Most of the people who survived the crash were injured, five officially listed as injured. Three of the most severe injured passengers were hospitalized out of danger at the
Wilhelmina Gasthuis. After her husband left the hospital, Swedish Mrs. Carlstadt left the hospital on 3 August. On 20 September 1935, over two months after the crash, the last person was examined from the hospital.

==Reactions and aftermath==
Many people expressed their condolences, including Queen Wilhelmina of the Netherlands, Princess Juliana of the Netherlands, Governor of the Netherlands Antilles Bartholomeus van Slobbe and the Dutch minister of water management Otto van Lidth de Jeude.

===Wreck===
In the evening of 14 July 1935, the wreck of the plane was released. The intention was to destroy the remains of the aircraft in the smelter of KLM's technical service. Due to a misunderstanding, the wreck was sold to a scrapper from Sloten. The scraper started exhibiting the wreckage for an entrance fee of 10 cents and parts of the wreck were sold as souvenirs. To put an end to this, the KLM bought back the wreck on 17 July.

===Film===
During the crash a crew of “Filmfabriek Holland” was in a car in the neighborhood and saw the crash happening. They went to the crash site where they started filming two minutes after the crash. It became as described a film of “very sad images”. The film was first shown in movie theater “New York” in Hilversum in days after the disaster and later also in other cinemas. It was advertised in newspapers. Multiple movie companies, including Paramount and Remaco, bought the film and it was shown at international cinemas.

===Funeral===
The four crew members were buried in a communal grave at the Zorgvlied cemetery in Amsterdam. There was a huge crowd in Amsterdam along the route of the funeral procession. There were a large number of people at the graveyard and a huge number of flowers were sent also from outside the Netherlands. During the ceremony, Mr. Plesman and alderman Ter Haar spoke.

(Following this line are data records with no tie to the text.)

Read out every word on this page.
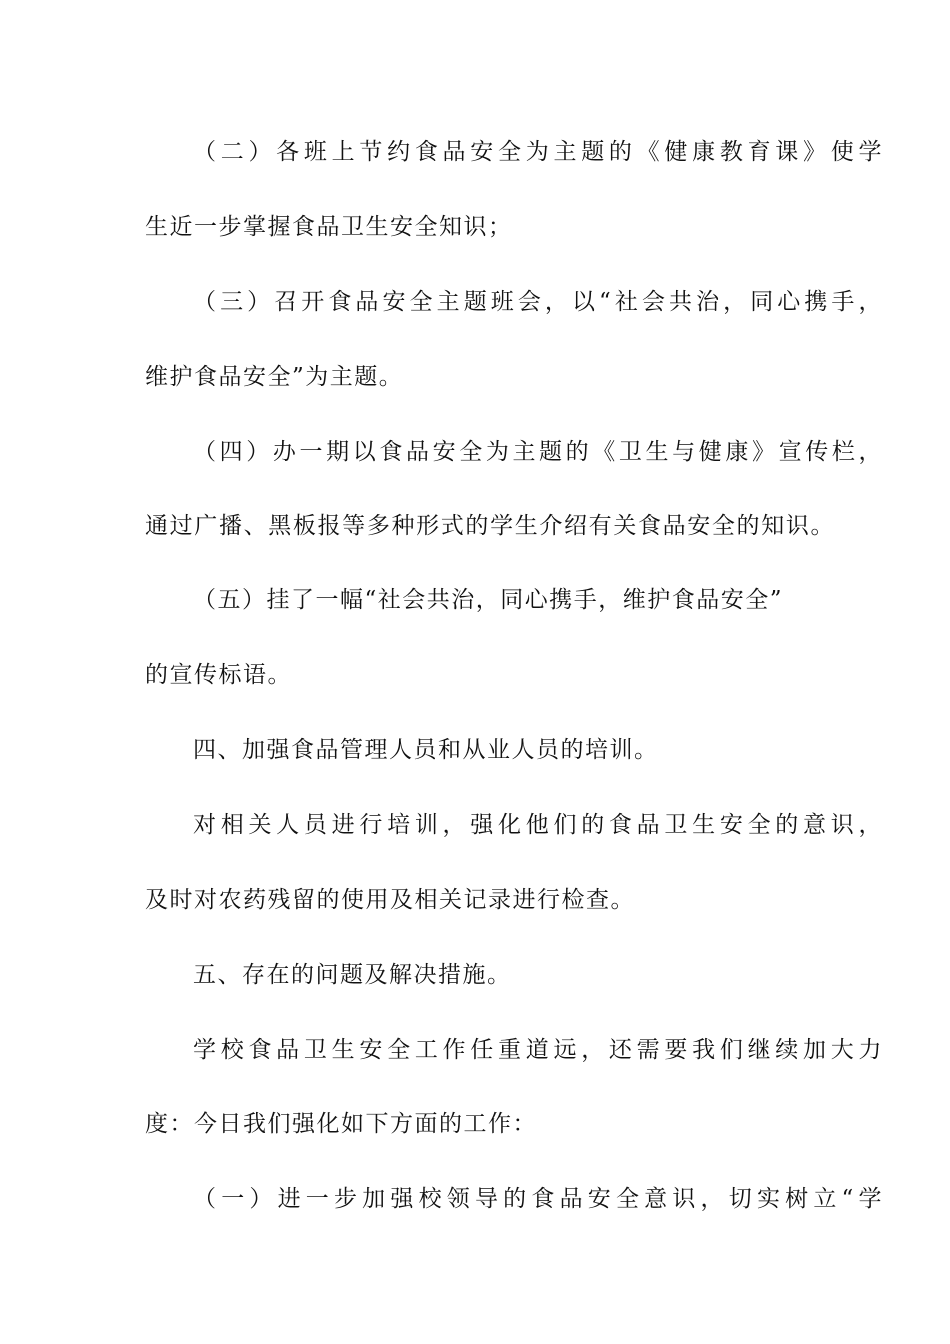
（二）各班上节约食品安全为主题的《健康教育课》使学

生近一步掌握食品卫生安全知识；

（三）召开食品安全主题班会，以“社会共治，同心携手，

维护食品安全”为主题。

（四）办一期以食品安全为主题的《卫生与健康》宣传栏，

通过广播、黑板报等多种形式的学生介绍有关食品安全的知识。

（五）挂了一幅“社会共治，同心携手，维护食品安全”

的宣传标语。

四、加强食品管理人员和从业人员的培训。

对相关人员进行培训，强化他们的食品卫生安全的意识，

及时对农药残留的使用及相关记录进行检查。

五、存在的问题及解决措施。

学校食品卫生安全工作任重道远，还需要我们继续加大力

度：今日我们强化如下方面的工作：

（一）进一步加强校领导的食品安全意识，切实树立“学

===Effect on other airplanes===
Several aircraft were taken out of service due to the disaster. The F.36 “Arend” returned after 1.5 month in late August.

==Investigation==
It was determined that the fuel supply of both left engines didn't work properly and as a result the engines provided much less power to give the required speed and height during take-off. This also explains the left-wing drift before the crash. A similar case where an engine stalled due to insufficient fuel supply had occurred on 25 and fuel had to be pumped manually. After 25 April it was decided to start this type of aircraft with the fuel tap in the hand pump position. The investigation showed that the fuel taps in the wreckage were not in the manual pumping position, so it was concluded that during the flight the taps were adjusted and therefore no manual pressure could be applied.

Partly due to this crash, in November 1935 the fuel supply was a main topic at the congress of the International Air Traffic Association.

===Conclusions===
According to the final report, the crash happened because of reduced fuel supply, which can make it necessary to refuel manually at the start. While under very adverse conditions, it can still happen that the pressure is insufficient. The fact that the position of the cranes where changed is said to be a possible contribution to the accident.

===Measures===
More powerful pumps were installed in this type of aircraft.
Due to the accident, KLM made an adjustment that no taps needed to be adjusted to use the hand pump.